The senior Israeli official then indicated that Jerusalem’s “strategic dialogue” with the Biden administration about next steps has already begun, pointing to Lapid’s call with the US president last month along with the recent visits to Washington by Defense Minister Benny Gantz, National Security Council chairman Eyal Hulata, and Mossad chief David Barnea.
The official claimed that Israel has managed to sideline Robert Malley, who helped craft the original agreement signed in 2015 and who has become a frequent target of Israeli criticism.
“This is out of the hands of Malley’s camp by now. The decisive talks we’re having with the US are no longer in Malley’s hands,” said the senior Israeli official.

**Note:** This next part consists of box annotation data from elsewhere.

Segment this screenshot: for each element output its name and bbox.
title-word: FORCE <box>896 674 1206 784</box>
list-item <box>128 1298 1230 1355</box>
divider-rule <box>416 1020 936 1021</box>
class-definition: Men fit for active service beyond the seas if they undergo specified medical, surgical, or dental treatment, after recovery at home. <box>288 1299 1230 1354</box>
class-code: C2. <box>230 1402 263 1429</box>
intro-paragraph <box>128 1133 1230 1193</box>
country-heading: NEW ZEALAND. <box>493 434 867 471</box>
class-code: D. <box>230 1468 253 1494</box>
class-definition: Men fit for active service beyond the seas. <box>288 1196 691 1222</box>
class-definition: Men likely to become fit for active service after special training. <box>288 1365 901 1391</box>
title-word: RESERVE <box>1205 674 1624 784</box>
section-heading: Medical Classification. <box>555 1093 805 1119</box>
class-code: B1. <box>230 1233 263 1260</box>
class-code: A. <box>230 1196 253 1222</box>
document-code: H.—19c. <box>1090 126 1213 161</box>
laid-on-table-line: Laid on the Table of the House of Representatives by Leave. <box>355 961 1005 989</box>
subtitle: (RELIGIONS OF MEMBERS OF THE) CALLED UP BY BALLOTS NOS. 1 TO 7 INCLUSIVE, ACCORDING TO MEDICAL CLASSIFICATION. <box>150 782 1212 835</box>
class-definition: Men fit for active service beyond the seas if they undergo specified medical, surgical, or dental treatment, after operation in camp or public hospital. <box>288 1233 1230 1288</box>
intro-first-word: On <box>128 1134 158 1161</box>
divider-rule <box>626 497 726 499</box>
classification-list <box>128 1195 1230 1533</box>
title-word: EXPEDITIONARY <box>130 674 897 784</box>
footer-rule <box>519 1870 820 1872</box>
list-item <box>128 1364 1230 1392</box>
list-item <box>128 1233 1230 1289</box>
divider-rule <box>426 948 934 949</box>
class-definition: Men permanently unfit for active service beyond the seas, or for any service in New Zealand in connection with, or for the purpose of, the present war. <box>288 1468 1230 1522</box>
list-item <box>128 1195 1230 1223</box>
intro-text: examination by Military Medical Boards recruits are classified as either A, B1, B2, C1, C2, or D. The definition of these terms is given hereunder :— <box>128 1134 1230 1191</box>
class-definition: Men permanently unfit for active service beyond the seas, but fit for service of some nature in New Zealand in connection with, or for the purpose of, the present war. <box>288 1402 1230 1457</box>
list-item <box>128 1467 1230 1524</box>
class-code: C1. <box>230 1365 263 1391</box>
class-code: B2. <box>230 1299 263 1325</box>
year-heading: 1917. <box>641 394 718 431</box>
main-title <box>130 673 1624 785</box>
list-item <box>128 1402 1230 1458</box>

While the State Department does not frequently respond to comments made by foreign officials criticizing its policies, it chose to do so in this instance, taking the opportunity to refute several claims made by the anonymous Israeli briefer.
“We have a very close dialogue with Israel and other allies and partners about Iran, including the JCPOA. Special Envoy Malley is an integral part of those talks,” the US State Department spokesperson continued in the statement.
“It is not correct that our position has ‘toughened.’ The President has always been very clear about what we need in order to reach an understanding and return to full implementation.”
“There is only one reason that we have not yet reached an understanding: Tehran has not yet accepted the reasonable basis presented by the EU as coordinator of JCPOA talks,” the spokesperson added.
While there had been initial optimism about prospects for reviving the nuclear deal, it has dissipated in recent weeks with the world powers claiming that Iran has made unreasonable demands at the last minute.
A major sticking point had been Tehran’s insistence that the UN’s International Atomic Energy Agency drop a probe into unaccounted-for traces of enriched uranium at three sites in Iran, which the agency and the West have rebuffed out of hand.
Israel has long opposed a revival of the 2015 accord, which has been moribund since the Trump withdrawal and the rapid enrichment of uranium by Iran that followed.
Biden has recognized that the original deal fails to address Iran’s ballistic missile program along with its malign activities abroad. However, he maintains that the JCPOA at least keeps Tehran’s nuclear program “in a box” and that other issues are only compounded when the program remains unrestrained.
Lapid has said that Israel is not opposed to any deal, but that the specific one being negotiated would still allow Iran to advance toward a nuclear bomb in the future. Israel also insists Iran would use revenue from sanctions relief to bolster allied groups capable of attacking Israelis, notably Lebanese Shiite terror group Hezbollah, and Hamas and Islamic Jihad, two key Palestinian terror organizations.
The senior Israeli official briefing reporters Monday after Lapid’s meeting with German Chancellor Olaf Scholz said Jerusalem had played up European jitters over the fact that Russia, which is a party to the JCPOA, will use Tehran as a way to bypass Western sanctions imposed since the invasion of Ukraine.
“We, of course, encouraged this,” the official said.